Consider a theory $T$ in first order logic, and a formula $C$ such that all formulae in $T$ nor $C$ contain $\exists$. Does always exist a proof of $C$ from $T$ that do not invoke $∃$-introduction?

I do not know if you are considering specifically natural deduction, but - in general - we can have a proof system for first-order logic (see Herbert Enderton, A Mathematical Introduction to Logic (2nd - 2001)) which use only $\forall$ as primitive (obviously : $\exists$ is defined as an abbrevation for $\lnot \forall \lnot$).

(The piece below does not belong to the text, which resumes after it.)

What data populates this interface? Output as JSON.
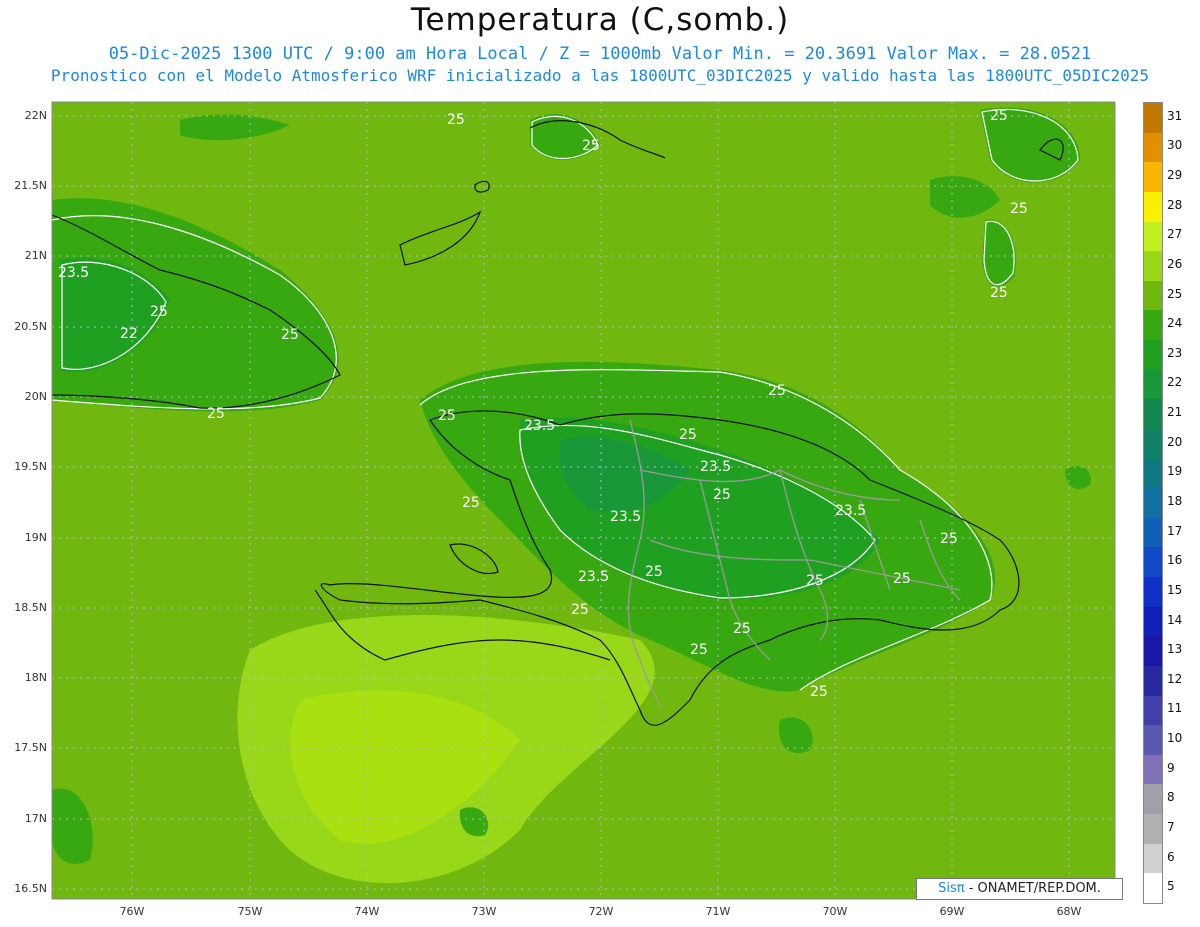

A system like Enderton's is sound and complete for validity.

Thus if we have : $\Gamma \vdash \alpha$, where no formula in $\Gamma$ nor $\alpha$ contain $\exists$, we have that the proof does not need logical axioms or inference rules with $\exists$, simply because there are none in the system.

---

Regarding your example, we can prove it as follows, using axiom :

$\forall x \alpha \rightarrow \alpha(x/t)$, where $t$ is substitutable for $x$ in $\alpha$ [see Enderton, page 112]

and some tautological equivalences.

Proof

(1) $\forall x (\lnot P(x) \rightarrow \lnot Q(x))$ --- assumed

(2) $\lnot \forall x P(x)$ --- assumed

(3) $\lnot P(x) \rightarrow \lnot Q(x)$ --- from (1) and axiom, by mp

(4) $Q(x) \rightarrow P(x)$ --- from (3) by contraposition

(5) $\forall x Q(x)$ --- "temporary" assumption

(6) $Q(x)$ --- from (5) and axiom, by mp

(7) $P(x)$ --- from (4) and (6) by mp

(8) $\forall x P(x)$ --- from (7) by Generalization Th [see Enderton, page 117 : $x$ is not free in the assumptions].

But (2) and (8) are contradictory; thus by Reductio Ad Absurdum [see Enderton, page 119] :

(9) $\lnot \forall x Q(x)$ --- "discharging" assumption (5).